Pirates first baseman Randall Simon was standing next to the dugout railing when the racers came by. Simon then used the bat in his hand to tap the back of the Italian sausage, causing 19 year-old Many Block to fall to the ground. The fall impeded the path of the Hot Dog, which also tripped, allowing the Bratwurst to claim an uninhibited victory. The Polish came over helped up the Italian, and every wiener finished the race.
After the game, Simon was arrested and forced to pay a $432 fine, then was suspended for three games. By knocking down two women who were 19 and 21 years old, many were willing to run Simon out of town. ''A lot of times you have fun with the mascots,'' explained Simon, who said he didn't mean any harm. ''They were just running by us. I just wanted to tap the mascot at that time, right at the end, so they can keep going and finish up the race. I didn't have no plans to hurt her, neither of the girls. First of all, because I'm not that type of person.''
Fortunately for Simon, the person he hit with the bat didn't feign outrage or injury, or try to exploit him for a million dollars. All Block asked for was the aforementioned bat to be autographed and given to her.

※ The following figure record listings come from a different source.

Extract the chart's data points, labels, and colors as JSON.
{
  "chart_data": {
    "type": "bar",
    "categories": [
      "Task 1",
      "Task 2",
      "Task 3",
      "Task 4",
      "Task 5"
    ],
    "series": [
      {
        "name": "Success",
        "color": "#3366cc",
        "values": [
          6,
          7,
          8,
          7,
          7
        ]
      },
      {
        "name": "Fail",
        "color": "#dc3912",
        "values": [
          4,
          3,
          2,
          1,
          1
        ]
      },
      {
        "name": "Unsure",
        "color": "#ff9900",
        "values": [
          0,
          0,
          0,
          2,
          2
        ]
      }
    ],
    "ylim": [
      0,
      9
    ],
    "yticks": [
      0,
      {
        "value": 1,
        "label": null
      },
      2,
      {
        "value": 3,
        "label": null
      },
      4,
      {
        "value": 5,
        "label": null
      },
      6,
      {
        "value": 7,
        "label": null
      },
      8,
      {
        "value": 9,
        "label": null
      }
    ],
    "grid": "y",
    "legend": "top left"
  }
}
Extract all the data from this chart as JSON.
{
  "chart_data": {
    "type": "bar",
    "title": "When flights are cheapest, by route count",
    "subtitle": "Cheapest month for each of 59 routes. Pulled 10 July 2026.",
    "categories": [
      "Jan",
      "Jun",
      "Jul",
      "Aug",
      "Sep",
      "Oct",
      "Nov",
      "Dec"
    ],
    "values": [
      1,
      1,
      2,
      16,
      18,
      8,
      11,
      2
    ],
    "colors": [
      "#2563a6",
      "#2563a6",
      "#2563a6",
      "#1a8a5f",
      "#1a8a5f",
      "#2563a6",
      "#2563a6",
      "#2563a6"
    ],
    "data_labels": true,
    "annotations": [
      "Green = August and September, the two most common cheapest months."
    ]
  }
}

"It just seems ridiculous," she told a local station. "It's like a big sausage getting hit by a bat causes all this controversy. It just seems kind of funny to me. It wasn't that big of a blow. I think just because I'm so small and it's such a big costume that I tumbled."
(Zidane headbutts Materazzi. Photo by John Macdougall, Getty Images)
7/09/2006 - Zidane headbutts Materazzi
In front of a global TV audience of a billion people, Italy beats France 5-3 on penalty kicks to win the 2006 FIFA World Cup. But the big story (at least in America) was what happened 110 minutes into the game, when Zinedine Zidane of France headbutted Marco Materazzi of Italy. A red card was called on the French superstar, ejecting him from what was the final game of his career.
Zidane was known as one of the best soccer players on the planet, and he scored France's only goal in regulation, yet he ended up walking off the field in disgrace. He was later voted the player of the tournament.
Afterward, everyone wanted to know what had provoked Zidane to eject himself from the biggest sporting event of the year. Zinedine claimed that Materazzi insulted his mother and sister, as well as calling him a "dirty terrorist." Materazzi admitted that he provoked him and even insulted his sister, but denied saying anything about his mother or that he called him a terrorist. "I exclude any insults to (his) mother," he said. "I lost my own mother when I was 15 years old. I would never insult anyone by having a go at their mother."
Various networks hired lip readers to determine what Materazzi had said. They all came to different conclusions, although there appeared to be a consensus that Marco did repeatedly insult Zidane before the headbutt occurred.
Also on this day:
1957: The American League defeats the National League, 6-5, in the 24th edition of the MLB All-Star Game. Cincinnati Reds fans had stuffed the ballots, making seven of the Reds' eight position players All-Stars.